Victor Vlad Delamarina (until 1972 Satu Mic; ; ) is a commune in Timiș County, Romania. It is composed of seven villages: Herendești, Honorici, Pădureni, Petroasa Mare, Pini, Victor Vlad Delamarina (commune seat) and Visag.

The commune is the birthplace of poet Victor Vlad Delamarina (1870–1896).

Name

Geography 
Victor Vlad Delamarina is located in the east of Timiș County, on the border with Caraș-Severin County, 62 km from Timișoara and 5 km from Lugoj, the nearest city. The dominant form of relief is the plain-hill. 

The climate of the area belongs to the temperate continental type, with the most favorable climatic conditions for the development of agriculture. The summers are quite warm (average temperature of 22–23 °C in July), and the winters are not too severe. The rains, on the other hand, are quite heavy (over 800 mm per year).

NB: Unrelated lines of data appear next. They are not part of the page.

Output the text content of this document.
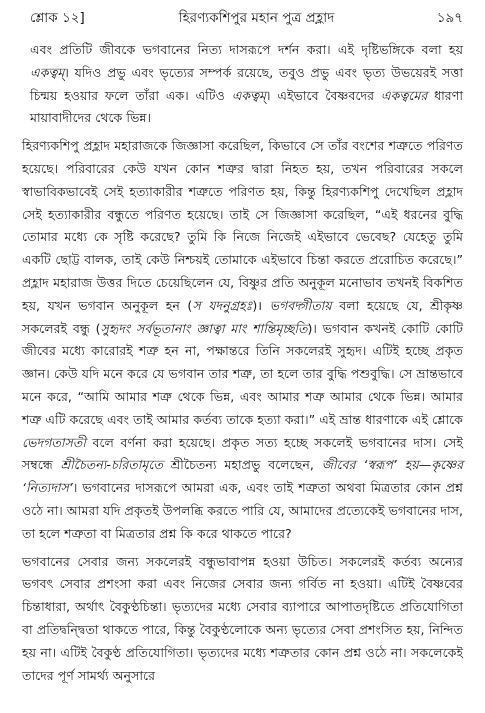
শ্লোক ১২]	হিরণ্যকশিপুর মহান পুত্র প্রহ্লাদ	১৯৭

এবং প্রতিটি জীবকে ভগবানের নিত্য দাসরূপে দর্শন করা। এই দৃষ্টিভঙ্গিকে বলা হয় একত্বম্। যদিও প্রভু এবং ভৃত্যের সম্পর্ক রয়েছে, তবুও প্রভু এবং ভৃত্য উভয়েরই সত্তা চিন্ময় হওয়ার ফলে তাঁরা এক। এটিও একত্বম্। এইভাবে বৈষ্ণবদের একত্বমের ধারণা মায়াবাদীদের থেকে ভিন্ন।

হিরণ্যকশিপু প্রহ্লাদ মহারাজকে জিজ্ঞাসা করেছিল, কিভাবে সে তাঁর বংশের শত্রুতে পরিণত হয়েছে। পরিবারের কেউ যখন কোন শত্রুর দ্বারা নিহত হয়, তখন পরিবারের সকলে স্বাভাবিকভাবেই সেই হত্যাকারীর শত্রুতে পরিণত হয়, কিন্তু হিরণ্যকশিপু দেখেছিল প্রহ্লাদ সেই হত্যাকারীর বন্ধুতে পরিণত হয়েছে। তাই সে জিজ্ঞাসা করেছিল, “এই ধরনের বুদ্ধি তোমার মধ্যে কে সৃষ্টি করেছে? তুমি কি নিজে নিজেই এইভাবে ভেবেছ? যেহেতু তুমি একটি ছোট্ট বালক, তাই কেউ নিশ্চয়ই তোমাকে এইভাবে চিন্তা করতে প্ররোচিত করেছে।” প্রহ্লাদ মহারাজ উত্তর দিতে চেয়েছিলেন যে, বিষ্ণুর প্রতি অনুকূল মনোভাব তখনই বিকশিত হয়, যখন ভগবান অনুকূল হন (স যদনুগ্রহঃ)। ভগবদ্গীতায় বলা হয়েছে যে, শ্রীকৃষ্ণ সকলেরই বন্ধু (সুহৃদং সর্বভূতানাং জ্ঞাত্বা মাং শান্তিমৃচ্ছতি)। ভগবান কখনই কোটি কোটি জীবের মধ্যে কারোরই শত্রু হন না, পক্ষান্তরে তিনি সকলেরই সুহৃদ। এটিই হচ্ছে প্রকৃত জ্ঞান। কেউ যদি মনে করে যে ভগবান তার শত্রু, তা হলে তার বুদ্ধি পশুবুদ্ধি। সে ভ্রান্তভাবে মনে করে, “আমি আমার শত্রু থেকে ভিন্ন, এবং আমার শত্রু আমার থেকে ভিন্ন। আমার শত্রু এটি করেছে এবং তাই আমার কর্তব্য তাকে হত্যা করা।” এই ভ্রান্ত ধারণাকে এই শ্লোকে ভেদগতাসতী বলে বর্ণনা করা হয়েছে। প্রকৃত সত্য হচ্ছে সকলেই ভগবানের দাস। সেই সম্বন্ধে শ্রীচৈতন্য-চরিতামৃতে শ্রীচৈতন্য মহাপ্রভু বলেছেন, জীবের ‘স্বরূপ’ হয়—কৃষ্ণের ‘নিত্যদাস’। ভগবানের দাসরূপে আমরা এক, এবং তাই শত্রুতা অথবা মিত্রতার কোন প্রশ্ন ওঠে না। আমরা যদি প্রকৃতই উপলব্ধি করতে পারি যে, আমাদের প্রত্যেকেই ভগবানের দাস, তা হলে শত্রুতা বা মিত্রতার প্রশ্ন কি করে থাকতে পারে?

ভগবানের সেবার জন্য সকলেরই বন্ধুভাবাপন্ন হওয়া উচিত। সকলেরই কর্তব্য অন্যের ভগবৎ সেবার প্রশংসা করা এবং নিজের সেবার জন্য গর্বিত না হওয়া। এটিই বৈষ্ণবের চিন্তাধারা, অর্থাৎ বৈকুণ্ঠচিন্তা। ভৃত্যদের মধ্যে সেবার ব্যাপারে আপাতদৃষ্টিতে প্রতিযোগিতা বা প্রতিদ্বন্দ্বিতা থাকতে পারে, কিন্তু বৈকুণ্ঠলোকে অন্য ভৃত্যের সেবা প্রশংসিত হয়, নিন্দিত হয় না। এটিই বৈকুণ্ঠ প্রতিযোগিতা। ভৃত্যদের মধ্যে শত্রুতার কোন প্রশ্ন ওঠে না। সকলেকেই তাদের পূর্ণ সামর্থ্য অনুসারে
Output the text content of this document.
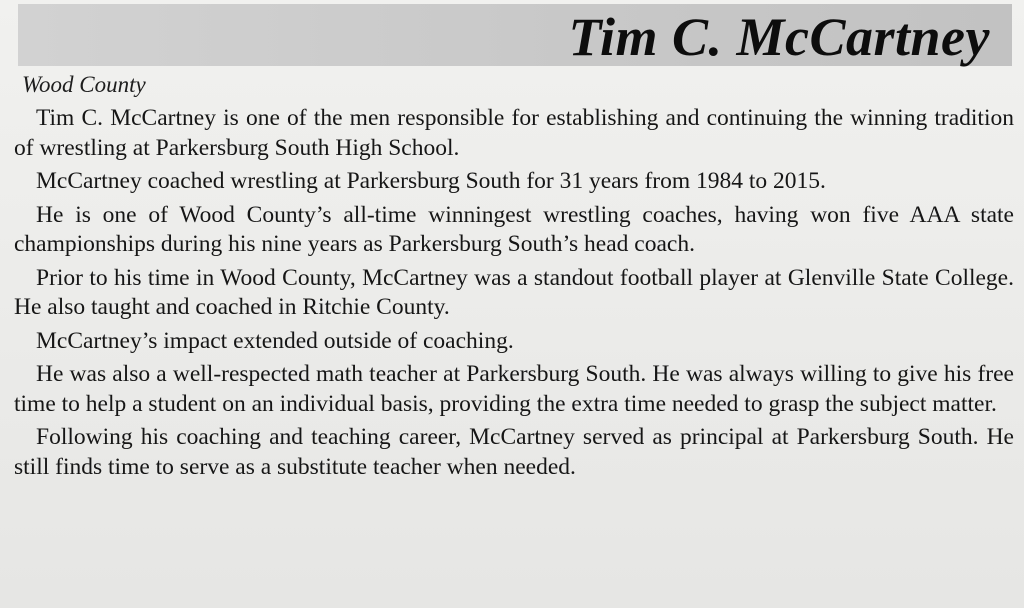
Tim C. McCartney
Wood County

Tim C. McCartney is one of the men responsible for establishing and continuing the winning tradition of wrestling at Parkersburg South High School.

McCartney coached wrestling at Parkersburg South for 31 years from 1984 to 2015.

He is one of Wood County’s all-time winningest wrestling coaches, having won five AAA state championships during his nine years as Parkersburg South’s head coach.

Prior to his time in Wood County, McCartney was a standout football player at Glenville State College. He also taught and coached in Ritchie County.

McCartney’s impact extended outside of coaching.

He was also a well-respected math teacher at Parkersburg South. He was always willing to give his free time to help a student on an individual basis, providing the extra time needed to grasp the subject matter.

Following his coaching and teaching career, McCartney served as principal at Parkersburg South. He still finds time to serve as a substitute teacher when needed.
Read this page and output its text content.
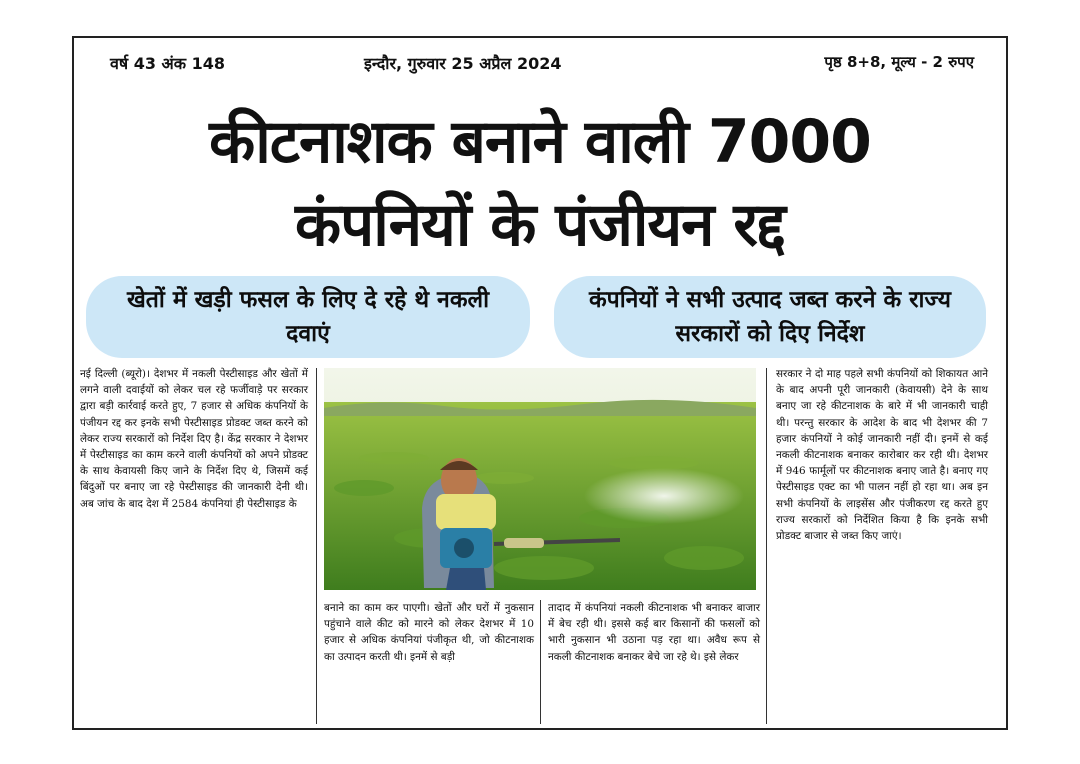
वर्ष 43 अंक 148	इन्दौर, गुरुवार 25 अप्रैल 2024	पृष्ठ 8+8, मूल्य - 2 रुपए
कीटनाशक बनाने वाली 7000
कंपनियों के पंजीयन रद्द
खेतों में खड़ी फसल के लिए दे रहे थे नकली दवाएं
कंपनियों ने सभी उत्पाद जब्त करने के राज्य सरकारों को दिए निर्देश
नई दिल्ली (ब्यूरो)। देशभर में नकली पेस्टीसाइड और खेतों में लगने वाली दवाईयों को लेकर चल रहे फर्जीवाड़े पर सरकार द्वारा बड़ी कार्रवाई करते हुए, 7 हजार से अधिक कंपनियों के पंजीयन रद्द कर इनके सभी पेस्टीसाइड प्रोडक्ट जब्त करने को लेकर राज्य सरकारों को निर्देश दिए है। केंद्र सरकार ने देशभर में पेस्टीसाइड का काम करने वाली कंपनियों को अपने प्रोडक्ट के साथ केवायसी किए जाने के निर्देश दिए थे, जिसमें कई बिंदुओं पर बनाए जा रहे पेस्टीसाइड की जानकारी देनी थी। अब जांच के बाद देश में 2584 कंपनियां ही पेस्टीसाइड के
बनाने का काम कर पाएगी। खेतों और घरों में नुकसान पहुंचाने वाले कीट को मारने को लेकर देशभर में 10 हजार से अधिक कंपनियां पंजीकृत थी, जो कीटनाशक का उत्पादन करती थी। इनमें से बड़ी
तादाद में कंपनियां नकली कीटनाशक भी बनाकर बाजार में बेच रही थी। इससे कई बार किसानों की फसलों को भारी नुकसान भी उठाना पड़ रहा था। अवैध रूप से नकली कीटनाशक बनाकर बेचे जा रहे थे। इसे लेकर
सरकार ने दो माह पहले सभी कंपनियों को शिकायत आने के बाद अपनी पूरी जानकारी (केवायसी) देने के साथ बनाए जा रहे कीटनाशक के बारे में भी जानकारी चाही थी। परन्तु सरकार के आदेश के बाद भी देशभर की 7 हजार कंपनियों ने कोई जानकारी नहीं दी। इनमें से कई नकली कीटनाशक बनाकर कारोबार कर रही थी। देशभर में 946 फार्मूलों पर कीटनाशक बनाए जाते है। बनाए गए पेस्टीसाइड एक्ट का भी पालन नहीं हो रहा था। अब इन सभी कंपनियों के लाइसेंस और पंजीकरण रद्द करते हुए राज्य सरकारों को निर्देशित किया है कि इनके सभी प्रोडक्ट बाजार से जब्त किए जाएं।
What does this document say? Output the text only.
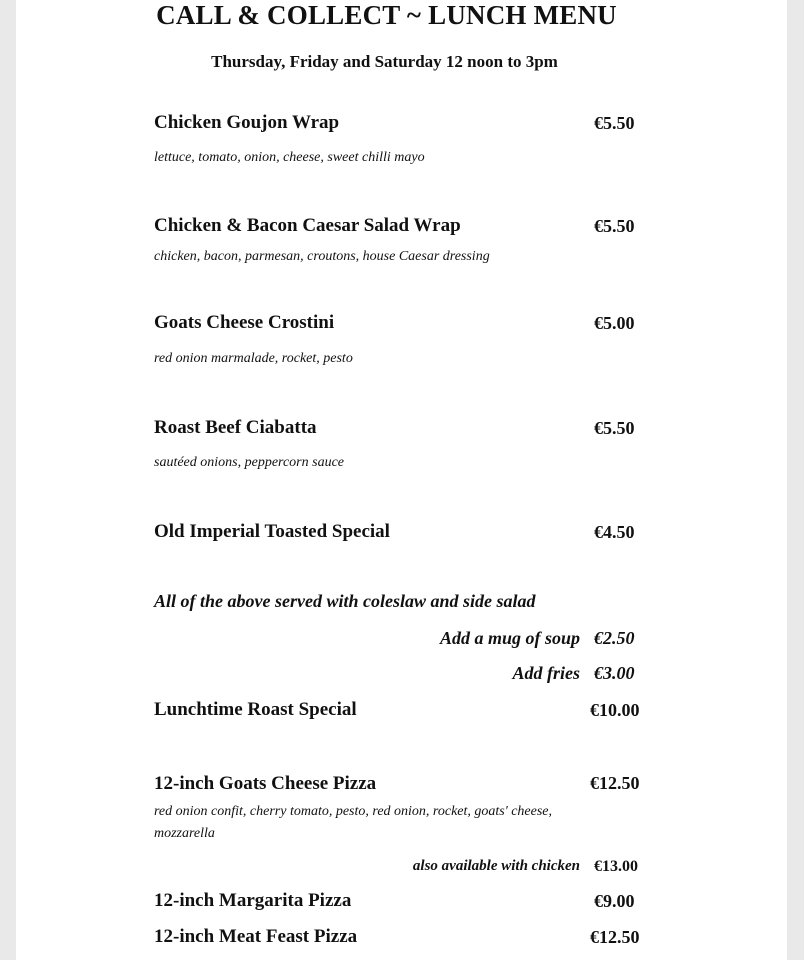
CALL & COLLECT ~ LUNCH MENU
Thursday, Friday and Saturday 12 noon to 3pm
Chicken Goujon Wrap	€5.50
lettuce, tomato, onion, cheese, sweet chilli mayo
Chicken & Bacon Caesar Salad Wrap	€5.50
chicken, bacon, parmesan, croutons, house Caesar dressing
Goats Cheese Crostini	€5.00
red onion marmalade, rocket, pesto
Roast Beef Ciabatta	€5.50
sautéed onions, peppercorn sauce
Old Imperial Toasted Special	€4.50
All of the above served with coleslaw and side salad
Add a mug of soup €2.50
Add fries €3.00
Lunchtime Roast Special	€10.00
12-inch Goats Cheese Pizza	€12.50
red onion confit, cherry tomato, pesto, red onion, rocket, goats' cheese,
mozzarella
also available with chicken €13.00
12-inch Margarita Pizza	€9.00
12-inch Meat Feast Pizza	€12.50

The vegetation is characteristic of the forest-steppe. Fir, spruce and beech forests predominate. The plain area is used for various crops such as wheat, potatoes, barley, corn, orchards of fruit trees. The fauna of the commune is rich and characteristic of the hill areas. Among the most widespread animals in this area are: wild boars, hares, pheasants, goats, etc.

History 
The first recorded mention of Victor Vlad Delamarina dates from 1717, under the name of Satulmik, after the name of a woman Mica, who, at one point, moved the village from the old hearth located on a flooded place. She gave up a piece of land she owned to relocate the locality. Victor Vlad Delamarina was part of Krassó-Szörény County, Lugoj District, in 1890, as a commune seat with 616 inhabitants. On the occasion of the territorial reorganization in 1968, the locality was named Victor Vlad Delamarina, in memory of the first dialectal poet of Romania, born here in 1870.

Demographics 

Victor Vlad Delamarina had a population of 2,604 inhabitants at the 2011 census, down 11% from the 2002 census. Most inhabitants are Romanians (69.74%), larger minorities being represented by Ukrainians (21.81%), Germans (2.04%) and Hungarians (1.08%). For 4.34% of the population, ethnicity is unknown. By religion, most inhabitants are Orthodox (76.5%), but there are also minorities of Pentecostals (7.87%), Roman Catholics (4.19%), Greek Catholics (4.03%) and Baptists (1.54%). For 4.38% of the population, religious affiliation is unknown.